Certainly for me personally there will be no one else. We were together 42 years and married just over 38 of them. My husband was my life, my purpose for living. Have two adult kids and two little grandsons so will keep going for them but everyday is difficult. I occasionally go out in the car and could keep on driving forever - probably running away from the reality of this existence I now find myself in. I still have all my husband’s clothes, shoes all in the same place he left them. Only things I have got rid of relate to his motorbike - the thing that took his life and certainly have no connection with except hatred.
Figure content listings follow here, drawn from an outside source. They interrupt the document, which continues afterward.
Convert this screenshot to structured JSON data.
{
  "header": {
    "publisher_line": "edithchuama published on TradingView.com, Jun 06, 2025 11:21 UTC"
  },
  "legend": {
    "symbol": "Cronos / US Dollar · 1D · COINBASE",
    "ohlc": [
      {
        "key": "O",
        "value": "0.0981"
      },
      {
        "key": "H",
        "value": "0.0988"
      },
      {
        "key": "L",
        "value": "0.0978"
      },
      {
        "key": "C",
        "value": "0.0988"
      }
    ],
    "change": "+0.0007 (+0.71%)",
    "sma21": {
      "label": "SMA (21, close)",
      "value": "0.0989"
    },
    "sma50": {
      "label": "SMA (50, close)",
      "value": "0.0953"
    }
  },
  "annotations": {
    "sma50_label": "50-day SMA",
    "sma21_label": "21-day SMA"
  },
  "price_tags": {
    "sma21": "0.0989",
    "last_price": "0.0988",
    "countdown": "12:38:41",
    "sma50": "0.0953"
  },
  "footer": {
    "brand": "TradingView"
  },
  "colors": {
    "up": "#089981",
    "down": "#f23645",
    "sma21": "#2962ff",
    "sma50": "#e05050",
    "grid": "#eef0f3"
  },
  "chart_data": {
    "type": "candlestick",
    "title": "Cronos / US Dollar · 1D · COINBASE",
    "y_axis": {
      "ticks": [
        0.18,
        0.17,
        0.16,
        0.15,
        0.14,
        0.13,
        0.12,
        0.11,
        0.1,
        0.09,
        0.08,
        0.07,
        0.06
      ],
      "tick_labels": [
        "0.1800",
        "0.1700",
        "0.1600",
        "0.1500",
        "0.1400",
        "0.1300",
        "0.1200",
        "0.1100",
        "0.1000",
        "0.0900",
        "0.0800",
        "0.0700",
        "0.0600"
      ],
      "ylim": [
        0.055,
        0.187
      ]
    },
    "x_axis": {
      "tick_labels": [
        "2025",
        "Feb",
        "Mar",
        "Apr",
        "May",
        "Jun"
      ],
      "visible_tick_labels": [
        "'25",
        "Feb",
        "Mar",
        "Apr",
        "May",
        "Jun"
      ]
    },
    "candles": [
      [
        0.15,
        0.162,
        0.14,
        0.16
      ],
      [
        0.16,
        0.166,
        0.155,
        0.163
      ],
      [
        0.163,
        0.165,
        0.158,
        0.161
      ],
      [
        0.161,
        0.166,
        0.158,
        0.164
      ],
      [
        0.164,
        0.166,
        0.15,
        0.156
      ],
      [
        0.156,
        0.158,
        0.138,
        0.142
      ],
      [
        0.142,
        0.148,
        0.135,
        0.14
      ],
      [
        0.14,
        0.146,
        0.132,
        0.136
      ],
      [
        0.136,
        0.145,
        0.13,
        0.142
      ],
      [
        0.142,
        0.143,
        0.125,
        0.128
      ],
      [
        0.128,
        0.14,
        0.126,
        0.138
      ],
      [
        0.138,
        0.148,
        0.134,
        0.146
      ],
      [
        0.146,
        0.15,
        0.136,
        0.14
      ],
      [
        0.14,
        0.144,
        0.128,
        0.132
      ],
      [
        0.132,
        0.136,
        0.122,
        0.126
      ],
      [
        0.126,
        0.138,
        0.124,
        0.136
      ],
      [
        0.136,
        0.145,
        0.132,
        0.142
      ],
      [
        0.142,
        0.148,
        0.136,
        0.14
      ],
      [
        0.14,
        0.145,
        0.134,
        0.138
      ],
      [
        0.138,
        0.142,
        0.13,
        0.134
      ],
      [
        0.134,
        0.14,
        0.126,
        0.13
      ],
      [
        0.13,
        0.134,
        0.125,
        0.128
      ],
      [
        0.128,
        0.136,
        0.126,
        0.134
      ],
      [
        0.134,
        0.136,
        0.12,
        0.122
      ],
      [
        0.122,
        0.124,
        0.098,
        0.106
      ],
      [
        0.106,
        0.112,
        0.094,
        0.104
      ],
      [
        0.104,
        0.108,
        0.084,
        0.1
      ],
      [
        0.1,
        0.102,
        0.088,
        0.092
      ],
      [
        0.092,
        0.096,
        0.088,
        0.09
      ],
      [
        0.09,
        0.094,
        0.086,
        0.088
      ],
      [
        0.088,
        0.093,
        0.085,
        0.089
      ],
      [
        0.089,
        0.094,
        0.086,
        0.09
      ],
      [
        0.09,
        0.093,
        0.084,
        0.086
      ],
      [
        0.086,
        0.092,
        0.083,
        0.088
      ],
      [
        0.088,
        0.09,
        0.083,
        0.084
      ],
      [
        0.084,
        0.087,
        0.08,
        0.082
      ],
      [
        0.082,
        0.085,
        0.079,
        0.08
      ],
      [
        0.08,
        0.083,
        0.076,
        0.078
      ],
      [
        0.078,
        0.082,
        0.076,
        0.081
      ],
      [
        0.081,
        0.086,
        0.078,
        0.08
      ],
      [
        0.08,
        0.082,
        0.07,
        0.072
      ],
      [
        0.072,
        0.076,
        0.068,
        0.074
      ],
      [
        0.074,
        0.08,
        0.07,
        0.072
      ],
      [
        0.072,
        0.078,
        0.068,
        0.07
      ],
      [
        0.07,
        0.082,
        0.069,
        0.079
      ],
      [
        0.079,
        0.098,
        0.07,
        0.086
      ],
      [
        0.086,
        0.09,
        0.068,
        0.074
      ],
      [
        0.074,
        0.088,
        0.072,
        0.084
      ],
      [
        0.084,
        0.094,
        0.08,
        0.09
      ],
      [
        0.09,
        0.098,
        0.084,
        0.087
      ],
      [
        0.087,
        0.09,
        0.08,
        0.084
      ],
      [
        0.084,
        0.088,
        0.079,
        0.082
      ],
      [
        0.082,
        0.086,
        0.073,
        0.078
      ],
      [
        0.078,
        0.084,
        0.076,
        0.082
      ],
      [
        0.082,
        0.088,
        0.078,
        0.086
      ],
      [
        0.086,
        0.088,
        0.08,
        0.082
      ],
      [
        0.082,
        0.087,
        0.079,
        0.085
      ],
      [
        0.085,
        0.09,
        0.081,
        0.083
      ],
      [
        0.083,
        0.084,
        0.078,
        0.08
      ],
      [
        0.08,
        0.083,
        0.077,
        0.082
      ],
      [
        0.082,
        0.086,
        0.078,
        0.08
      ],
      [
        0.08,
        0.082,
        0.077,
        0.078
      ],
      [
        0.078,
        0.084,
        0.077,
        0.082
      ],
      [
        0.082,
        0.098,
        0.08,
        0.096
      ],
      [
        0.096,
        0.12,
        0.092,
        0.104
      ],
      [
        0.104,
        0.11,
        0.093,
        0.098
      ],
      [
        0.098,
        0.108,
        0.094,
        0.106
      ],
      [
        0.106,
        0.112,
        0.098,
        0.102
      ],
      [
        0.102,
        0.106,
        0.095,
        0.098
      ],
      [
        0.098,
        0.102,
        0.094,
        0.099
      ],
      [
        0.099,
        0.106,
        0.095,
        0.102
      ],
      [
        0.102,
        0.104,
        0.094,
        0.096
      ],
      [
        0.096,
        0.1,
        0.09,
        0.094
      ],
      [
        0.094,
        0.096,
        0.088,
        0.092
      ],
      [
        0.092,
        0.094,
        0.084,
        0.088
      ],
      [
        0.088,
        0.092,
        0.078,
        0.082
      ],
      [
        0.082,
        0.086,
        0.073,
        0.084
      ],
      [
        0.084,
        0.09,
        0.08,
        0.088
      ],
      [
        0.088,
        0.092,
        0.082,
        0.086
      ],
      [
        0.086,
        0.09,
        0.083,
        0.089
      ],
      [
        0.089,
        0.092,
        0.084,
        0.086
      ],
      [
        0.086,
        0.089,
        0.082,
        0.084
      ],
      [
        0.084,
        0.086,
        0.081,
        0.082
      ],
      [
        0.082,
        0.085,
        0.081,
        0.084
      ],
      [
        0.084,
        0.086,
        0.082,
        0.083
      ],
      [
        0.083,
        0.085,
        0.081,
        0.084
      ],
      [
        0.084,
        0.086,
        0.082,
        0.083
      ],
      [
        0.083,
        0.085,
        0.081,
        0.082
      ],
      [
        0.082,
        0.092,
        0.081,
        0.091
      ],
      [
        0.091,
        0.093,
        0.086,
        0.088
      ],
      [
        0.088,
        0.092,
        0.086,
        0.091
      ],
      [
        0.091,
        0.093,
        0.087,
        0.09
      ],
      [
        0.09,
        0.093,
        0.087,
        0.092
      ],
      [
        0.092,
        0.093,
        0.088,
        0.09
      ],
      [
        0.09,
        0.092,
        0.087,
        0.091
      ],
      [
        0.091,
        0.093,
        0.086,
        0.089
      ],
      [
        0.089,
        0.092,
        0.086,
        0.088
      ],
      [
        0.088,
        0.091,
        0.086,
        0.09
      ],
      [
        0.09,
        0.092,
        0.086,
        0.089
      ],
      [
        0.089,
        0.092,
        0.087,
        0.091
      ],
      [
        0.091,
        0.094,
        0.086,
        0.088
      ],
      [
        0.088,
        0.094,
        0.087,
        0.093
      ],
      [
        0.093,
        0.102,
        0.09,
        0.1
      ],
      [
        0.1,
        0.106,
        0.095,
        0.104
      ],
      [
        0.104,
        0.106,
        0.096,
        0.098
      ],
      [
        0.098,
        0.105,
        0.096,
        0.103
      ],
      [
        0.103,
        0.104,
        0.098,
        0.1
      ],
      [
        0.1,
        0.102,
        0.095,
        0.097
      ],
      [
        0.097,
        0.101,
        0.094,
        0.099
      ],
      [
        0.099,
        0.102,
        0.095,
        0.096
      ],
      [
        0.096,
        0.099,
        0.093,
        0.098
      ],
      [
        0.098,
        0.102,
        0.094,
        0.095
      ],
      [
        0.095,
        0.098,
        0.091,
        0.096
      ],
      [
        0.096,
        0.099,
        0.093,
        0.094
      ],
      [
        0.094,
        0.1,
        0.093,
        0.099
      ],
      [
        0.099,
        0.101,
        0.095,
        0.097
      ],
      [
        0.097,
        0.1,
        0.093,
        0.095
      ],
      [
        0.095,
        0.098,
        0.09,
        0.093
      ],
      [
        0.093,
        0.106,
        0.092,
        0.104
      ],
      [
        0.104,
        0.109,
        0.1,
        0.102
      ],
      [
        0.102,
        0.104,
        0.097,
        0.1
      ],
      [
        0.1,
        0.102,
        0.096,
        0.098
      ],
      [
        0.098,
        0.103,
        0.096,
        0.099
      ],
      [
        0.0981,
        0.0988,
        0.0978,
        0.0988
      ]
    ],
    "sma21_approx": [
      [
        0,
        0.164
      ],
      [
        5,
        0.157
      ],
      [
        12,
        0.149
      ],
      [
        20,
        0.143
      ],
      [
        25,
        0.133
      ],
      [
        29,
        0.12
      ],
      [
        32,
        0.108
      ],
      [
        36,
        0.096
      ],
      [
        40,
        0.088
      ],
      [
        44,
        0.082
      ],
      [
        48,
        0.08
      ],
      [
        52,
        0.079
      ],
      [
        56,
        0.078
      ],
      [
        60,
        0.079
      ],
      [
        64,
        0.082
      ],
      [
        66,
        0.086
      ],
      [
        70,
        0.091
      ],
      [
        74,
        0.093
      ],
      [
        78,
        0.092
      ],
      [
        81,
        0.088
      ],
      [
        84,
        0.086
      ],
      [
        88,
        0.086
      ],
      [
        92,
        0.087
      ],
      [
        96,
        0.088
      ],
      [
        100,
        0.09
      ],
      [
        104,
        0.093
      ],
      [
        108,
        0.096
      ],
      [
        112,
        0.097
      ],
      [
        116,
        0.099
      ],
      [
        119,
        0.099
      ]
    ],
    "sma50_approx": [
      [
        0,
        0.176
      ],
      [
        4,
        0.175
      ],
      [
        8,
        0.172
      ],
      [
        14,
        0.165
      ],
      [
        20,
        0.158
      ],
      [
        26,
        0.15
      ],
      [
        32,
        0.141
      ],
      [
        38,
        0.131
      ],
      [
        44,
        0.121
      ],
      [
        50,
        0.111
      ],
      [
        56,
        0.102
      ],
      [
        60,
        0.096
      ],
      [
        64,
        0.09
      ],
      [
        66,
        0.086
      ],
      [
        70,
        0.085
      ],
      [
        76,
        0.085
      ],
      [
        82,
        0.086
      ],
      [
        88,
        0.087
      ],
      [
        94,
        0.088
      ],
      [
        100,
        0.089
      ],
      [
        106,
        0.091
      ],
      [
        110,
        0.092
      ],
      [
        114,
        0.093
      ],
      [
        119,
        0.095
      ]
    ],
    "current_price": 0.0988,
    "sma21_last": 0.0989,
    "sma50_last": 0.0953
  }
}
As Alston56 has highlighted the reactions of others to your feelings is their problem and you are not wrong in the way that this made you feel.
Take care.
Dear Paula51,
I can totally empathise with your thoughts and feelings. I’ve been widowed 2yrs tomorrow and still haven’t truly come to terms with the the loss of the love of my life. I doubt I ever will. I’ve just dumped a colleague and neighbour after 18months. I was vulnerable then and in hindsight needed to have a close mate. I did my best to accommodate this man but his self obsessed demeanour finally lit the blue touch paper. This man lost his wife 4yrs ago, married 40yrs. Within 2weeks of her passing he flew to the USA for a months holiday but not before getting rid of all his deseased wife’s clothing and possessions. Arriving back he was off again for another holiday in Thailand. He told me he only cried for a short time at her funeral but has never cried since. This man is 74 yet dresses like teenager along with long hair and thinks all women fancy him despite a stomach that any whale would be proud of. He is totally materialistic and so any deep meaningful conversation by me is treated with embarrassment whilst constantly interrupting then talking about himself non stop for ages. Some people are so self obsessed like him and your brother in law. The final straw was when he said to me ’ Well Annes dead so you can now do what you like with the garden and house.’ I’ve now cut him out of my life.
James.
James71
This person sounds, just like my bo on law. He’s 62 and dresses in ripped jeans, right tshirts, is, down the tanning salon. He’s on yet another holiday with his new woman it utterly stinks. I can’t speak to him any more he’s, so selfish. One of his neighbours summed it up when they said he acts like he’s won the lottery not lost a wife. I get so upset and angry.
I never wanted to cut contact with him but his, actions, have caused me to.